Le TPIR se réserve le droit d’annuler le transfert, décidé en première instance en juin 2011 et confirmé 6 mois plus tard, s’il estime qu’il y a violation des droits de la défense.
C’est sur ce « mécanisme de surveillance robuste » que le président de la chambre d’appel, le juge Theodor Meron, a basé son rejet, jeudi, de l’ultime recours de l’homme d’église contre son retour dans son pays. Son avocat, Maître Silas Singayigaya, avait invoqué ce qu’il avait considéré comme des violations des droits de la défense dans le procès, à Kigali, de l’opposante Victoire Ingabire poursuivi notamment pour complicité de terrorisme et négation du génocide des Tutsi de 1994. Le juge a appelé le défenseur à ne pas confondre les choses. « Contrairement aux autres procès au Rwanda, le procès d’Uwinkindi fera l’objet d’une surveillance sous la supervision du tribunal (TPIR) et de mesures de protection et de garanties additionnelles sous l’empire des lois rwandaises concernant les affaires transférées du tribunal », écrit, dans son arrêt, le magistrat américain.

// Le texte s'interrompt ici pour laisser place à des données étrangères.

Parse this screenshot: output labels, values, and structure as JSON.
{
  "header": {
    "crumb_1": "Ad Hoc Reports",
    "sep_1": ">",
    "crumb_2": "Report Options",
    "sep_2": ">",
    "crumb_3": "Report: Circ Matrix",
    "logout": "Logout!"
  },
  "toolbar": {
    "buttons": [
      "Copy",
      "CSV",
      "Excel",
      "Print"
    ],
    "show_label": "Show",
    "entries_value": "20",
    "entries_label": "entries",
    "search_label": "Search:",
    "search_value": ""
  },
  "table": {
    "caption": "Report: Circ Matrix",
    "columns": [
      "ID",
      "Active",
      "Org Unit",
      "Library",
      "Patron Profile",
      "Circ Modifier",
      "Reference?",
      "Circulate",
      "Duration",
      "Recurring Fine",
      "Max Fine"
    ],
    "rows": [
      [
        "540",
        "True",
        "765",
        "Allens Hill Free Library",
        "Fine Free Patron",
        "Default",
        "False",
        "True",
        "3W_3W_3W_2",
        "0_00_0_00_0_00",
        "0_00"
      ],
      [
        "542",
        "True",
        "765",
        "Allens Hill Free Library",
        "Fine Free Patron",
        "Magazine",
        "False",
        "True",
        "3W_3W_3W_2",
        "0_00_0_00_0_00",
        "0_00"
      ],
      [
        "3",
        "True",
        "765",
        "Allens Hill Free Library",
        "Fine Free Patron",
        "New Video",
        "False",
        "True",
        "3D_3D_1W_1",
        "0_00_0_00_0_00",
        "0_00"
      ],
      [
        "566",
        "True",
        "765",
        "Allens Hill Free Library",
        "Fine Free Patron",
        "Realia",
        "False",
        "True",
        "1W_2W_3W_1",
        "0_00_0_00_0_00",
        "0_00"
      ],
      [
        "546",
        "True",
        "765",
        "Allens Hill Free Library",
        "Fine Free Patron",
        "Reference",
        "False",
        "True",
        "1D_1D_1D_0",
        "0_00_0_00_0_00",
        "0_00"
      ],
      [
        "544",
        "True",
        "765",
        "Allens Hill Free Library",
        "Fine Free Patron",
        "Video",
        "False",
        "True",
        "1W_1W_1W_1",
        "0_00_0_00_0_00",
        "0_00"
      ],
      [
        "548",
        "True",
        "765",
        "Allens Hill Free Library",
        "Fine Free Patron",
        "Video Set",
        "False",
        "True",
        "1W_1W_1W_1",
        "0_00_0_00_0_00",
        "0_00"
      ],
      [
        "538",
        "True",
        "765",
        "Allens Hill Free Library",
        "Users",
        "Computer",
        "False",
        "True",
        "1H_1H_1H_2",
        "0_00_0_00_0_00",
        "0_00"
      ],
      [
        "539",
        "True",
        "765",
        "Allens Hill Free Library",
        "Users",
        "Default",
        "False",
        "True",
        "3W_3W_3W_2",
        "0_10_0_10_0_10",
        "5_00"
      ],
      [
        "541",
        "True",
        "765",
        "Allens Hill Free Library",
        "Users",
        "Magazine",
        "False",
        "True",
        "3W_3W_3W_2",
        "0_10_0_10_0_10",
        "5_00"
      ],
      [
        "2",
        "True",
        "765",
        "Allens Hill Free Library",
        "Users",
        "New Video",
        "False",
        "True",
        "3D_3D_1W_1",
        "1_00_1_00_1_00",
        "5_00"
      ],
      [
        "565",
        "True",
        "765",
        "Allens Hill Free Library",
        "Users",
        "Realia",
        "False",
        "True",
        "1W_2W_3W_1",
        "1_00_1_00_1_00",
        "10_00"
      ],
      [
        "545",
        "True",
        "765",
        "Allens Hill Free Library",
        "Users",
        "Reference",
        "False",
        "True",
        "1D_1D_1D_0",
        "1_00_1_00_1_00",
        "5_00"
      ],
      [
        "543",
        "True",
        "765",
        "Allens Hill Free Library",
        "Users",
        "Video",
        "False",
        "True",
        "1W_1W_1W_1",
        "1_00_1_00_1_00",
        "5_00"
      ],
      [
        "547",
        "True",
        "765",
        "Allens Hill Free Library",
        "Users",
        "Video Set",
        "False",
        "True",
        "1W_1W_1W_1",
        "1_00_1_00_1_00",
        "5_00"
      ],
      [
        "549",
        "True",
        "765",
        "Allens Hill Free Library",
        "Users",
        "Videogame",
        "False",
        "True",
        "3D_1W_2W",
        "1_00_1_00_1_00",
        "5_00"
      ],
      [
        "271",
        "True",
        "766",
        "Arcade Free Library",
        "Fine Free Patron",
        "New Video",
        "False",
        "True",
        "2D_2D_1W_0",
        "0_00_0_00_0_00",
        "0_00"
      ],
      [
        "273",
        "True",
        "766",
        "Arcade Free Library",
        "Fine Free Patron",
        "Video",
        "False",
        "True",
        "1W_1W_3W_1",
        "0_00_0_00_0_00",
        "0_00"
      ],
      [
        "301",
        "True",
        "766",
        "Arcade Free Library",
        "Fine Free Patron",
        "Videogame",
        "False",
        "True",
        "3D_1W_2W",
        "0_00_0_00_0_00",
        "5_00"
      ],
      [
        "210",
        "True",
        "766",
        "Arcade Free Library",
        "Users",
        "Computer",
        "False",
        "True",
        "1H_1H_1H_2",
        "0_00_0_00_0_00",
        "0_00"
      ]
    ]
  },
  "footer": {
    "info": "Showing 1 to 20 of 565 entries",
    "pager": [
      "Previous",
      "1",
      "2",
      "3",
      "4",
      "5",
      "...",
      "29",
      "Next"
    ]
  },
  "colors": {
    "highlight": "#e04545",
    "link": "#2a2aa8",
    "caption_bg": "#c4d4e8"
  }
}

Le Greffe du TPIR a commencé à discuter avec la Commission Africaine des droits de l’homme et des peuples (CADHP) dès 2011 afin que le travail de surveillance soit confié à cette institution basée en Gambie. Mais en février 2012, l’ancienne présidente du TPIR Khalida Rashid Khan avait du suspendre le transfert d’Uwinkindi après avoir constaté que les discussions avec la CADHP n’aboutissaient pas. La juge avait alors demandé au greffier de chercher d’autres options.

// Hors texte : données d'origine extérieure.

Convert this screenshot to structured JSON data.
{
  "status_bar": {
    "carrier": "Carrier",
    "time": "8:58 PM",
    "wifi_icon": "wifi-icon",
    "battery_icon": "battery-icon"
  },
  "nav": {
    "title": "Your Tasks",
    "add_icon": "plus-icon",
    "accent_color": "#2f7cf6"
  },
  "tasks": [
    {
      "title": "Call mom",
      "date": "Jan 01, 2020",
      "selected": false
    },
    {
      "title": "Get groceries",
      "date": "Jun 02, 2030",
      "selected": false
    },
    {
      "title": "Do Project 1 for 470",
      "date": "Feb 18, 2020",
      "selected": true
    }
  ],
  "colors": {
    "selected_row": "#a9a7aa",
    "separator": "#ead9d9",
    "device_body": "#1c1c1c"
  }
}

Finalement, le 5 avril 2012, le nouveau président du tribunal, le juge Vagn Joensen, a décidé qu’Uwinkindi serait transféré au Rwanda dans un délai de 14 jours à compter de la décision, enjoignant au greffe de reprendre les discussions avec la CADPH. En attendant qu’une solution soit trouvée, avec le TPIR ou toute autre organisation, le juge demandait également au Greffe de désigner deux membres du personnel du TPIR pour assurer, à Kigali, une mission intérimaire de monitoring.
Mécanisme de surveillance
Les juges du TPIR déclinent en huit points la mission assignée à la future organisation de surveillance. Au premier point, il est demandé à la commission de « surveiller à plein temps et faire rapport au président (du TPIR), à travers le greffier, des progrès de l’affaire transférée, et du respect des standards internationaux d’un procès équitable, en mettant un accent particulier sur la disponibilité et la protection des témoins avant, pendant et après la procédure ».Un peu plus loin, dans ce texte en anglais, les juges « demandent au Rwanda de faciliter à la CADHP l’accès aux audiences, documents, archives, personnes et lieux, y compris le centre de détention où l’accuse sera hébergé ». Par ailleurs, l’accusé a le droit « d’attirer l’attention du président (du TPIR) sur tout acte perçu comme une violation des conditions du transfert (…) et demander des ordonnances conséquentes y compris l’annulation du renvoi ».
Si la jurisprudence Uwinkindi fait tache d’huile, un accusé d’un plus grand calibre devrait être ramené dans les prochains jours au pays des mille collines : Bernard Munyagishari, ancien chef des Interahamwe dans la préfecture de Gisenyi (nord).